My current output is like that:
It doesn't create every combination of values for each value in the nth - 1 column.
The code I use is:
import numpy as np
class Cube:
side_len = 100
def __init__(self, n):
current_point = np.zeros(n)
self.arr = []
for i in range(n):
for j in range(Cube.side_len):
self.arr.append(current_point.copy())
current_point[i] = 1.0
self.arr.append([Cube.side_len for _ in range(n)])

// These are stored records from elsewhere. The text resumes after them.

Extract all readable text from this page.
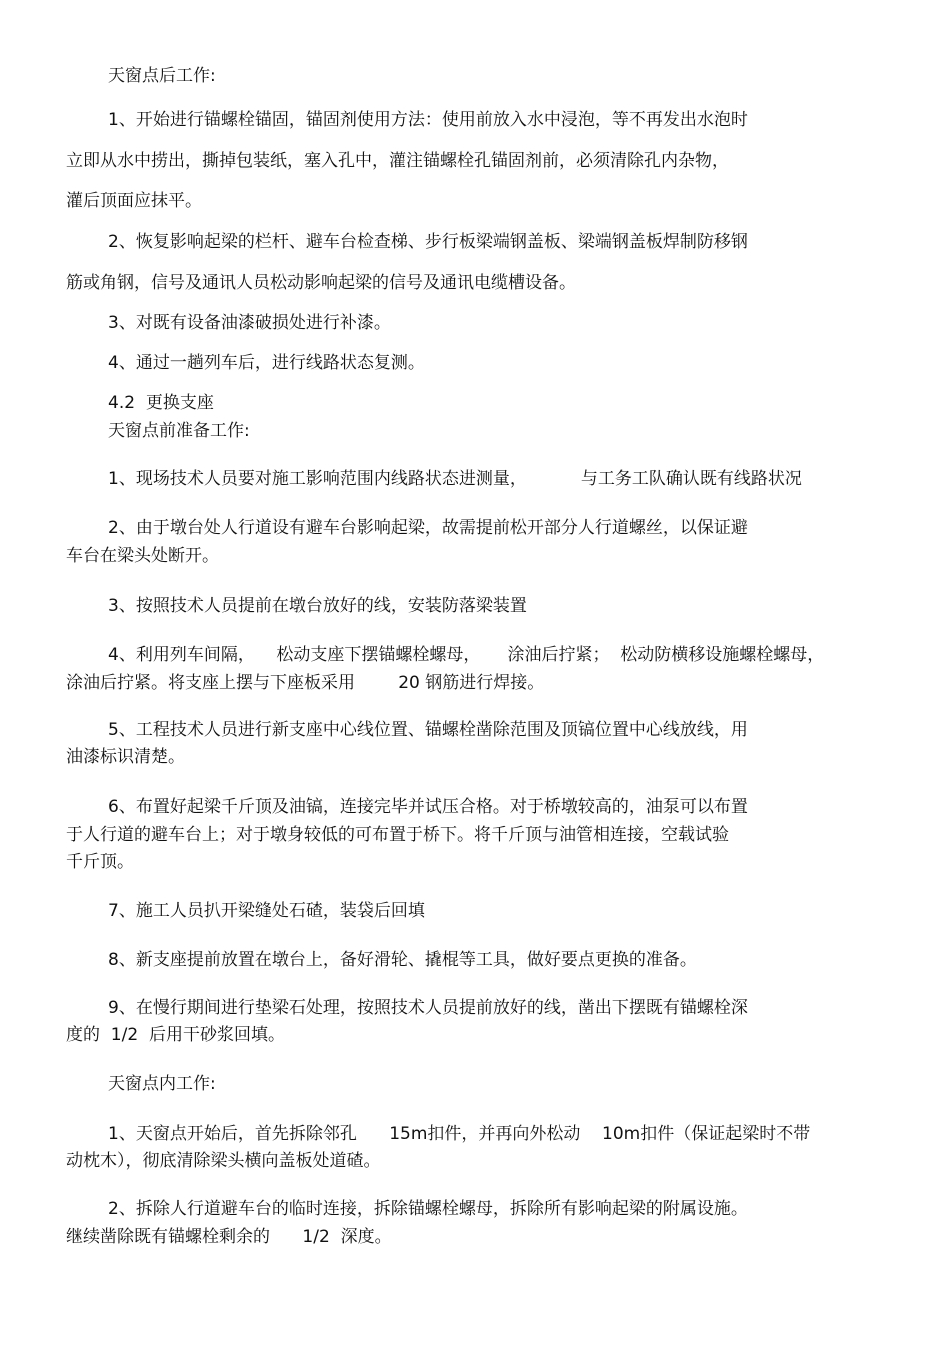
天窗点后工作:
1、开始进行锚螺栓锚固，锚固剂使用方法：使用前放入水中浸泡，等不再发出水泡时
立即从水中捞出，撕掉包装纸，塞入孔中，灌注锚螺栓孔锚固剂前，必须清除孔内杂物，
灌后顶面应抹平。
2、恢复影响起梁的栏杆、避车台检查梯、步行板梁端钢盖板、梁端钢盖板焊制防移钢
筋或角钢，信号及通讯人员松动影响起梁的信号及通讯电缆槽设备。
3、对既有设备油漆破损处进行补漆。
4、通过一趟列车后，进行线路状态复测。
4.2  更换支座
天窗点前准备工作:
1、现场技术人员要对施工影响范围内线路状态进测量，          与工务工队确认既有线路状况
2、由于墩台处人行道设有避车台影响起梁，故需提前松开部分人行道螺丝，以保证避
车台在梁头处断开。
3、按照技术人员提前在墩台放好的线，安装防落梁装置
4、利用列车间隔，    松动支座下摆锚螺栓螺母，     涂油后拧紧；  松动防横移设施螺栓螺母，
涂油后拧紧。将支座上摆与下座板采用        20 钢筋进行焊接。
5、工程技术人员进行新支座中心线位置、锚螺栓凿除范围及顶镐位置中心线放线，用
油漆标识清楚。
6、布置好起梁千斤顶及油镐，连接完毕并试压合格。对于桥墩较高的，油泵可以布置
于人行道的避车台上；对于墩身较低的可布置于桥下。将千斤顶与油管相连接，空载试验
千斤顶。
7、施工人员扒开梁缝处石碴，装袋后回填
8、新支座提前放置在墩台上，备好滑轮、撬棍等工具，做好要点更换的准备。
9、在慢行期间进行垫梁石处理，按照技术人员提前放好的线，凿出下摆既有锚螺栓深
度的  1/2  后用干砂浆回填。
天窗点内工作:
1、天窗点开始后，首先拆除邻孔      15m扣件，并再向外松动    10m扣件（保证起梁时不带
动枕木），彻底清除梁头横向盖板处道碴。
2、拆除人行道避车台的临时连接，拆除锚螺栓螺母，拆除所有影响起梁的附属设施。
继续凿除既有锚螺栓剩余的      1/2  深度。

self.arr = np.array(self.arr)
np.random.shuffle(self.arr)
if __name__ == '__main__':
cube(10)
I tried also with meshgrid but I could not understand the documentation. I wanted it to be a shallow list of points but I get X, Y and I don't get what I am supposed to do with that?
CodePudding user response:
Here's the way you do it. Meshgrid with 3 dimensions returns a list of three things, which are the values for the 3 axes to get a uniform spread of points. You can then use vstack
to stack those together, and transpose to get a list of 3D coordinates:
>>> import numpy as np
>>> a = np.linspace(0,100,101)
>>> x = np.meshgrid( a, a, a )
>>> y = np.vstack(list(map(np.ravel,x))).T
>>> y
array([[ 0., 0., 0.],
[ 0., 0., 1.],
[ 0., 0., 2.],
...,
[100., 100., 98.],
[100., 100., 99.],
[100., 100., 100.]])
>>>
Credit to this post: How to convert the output of meshgrid to the corresponding array of points?
Remember that the grid is the size of one axis cubed, so these very quickly get large.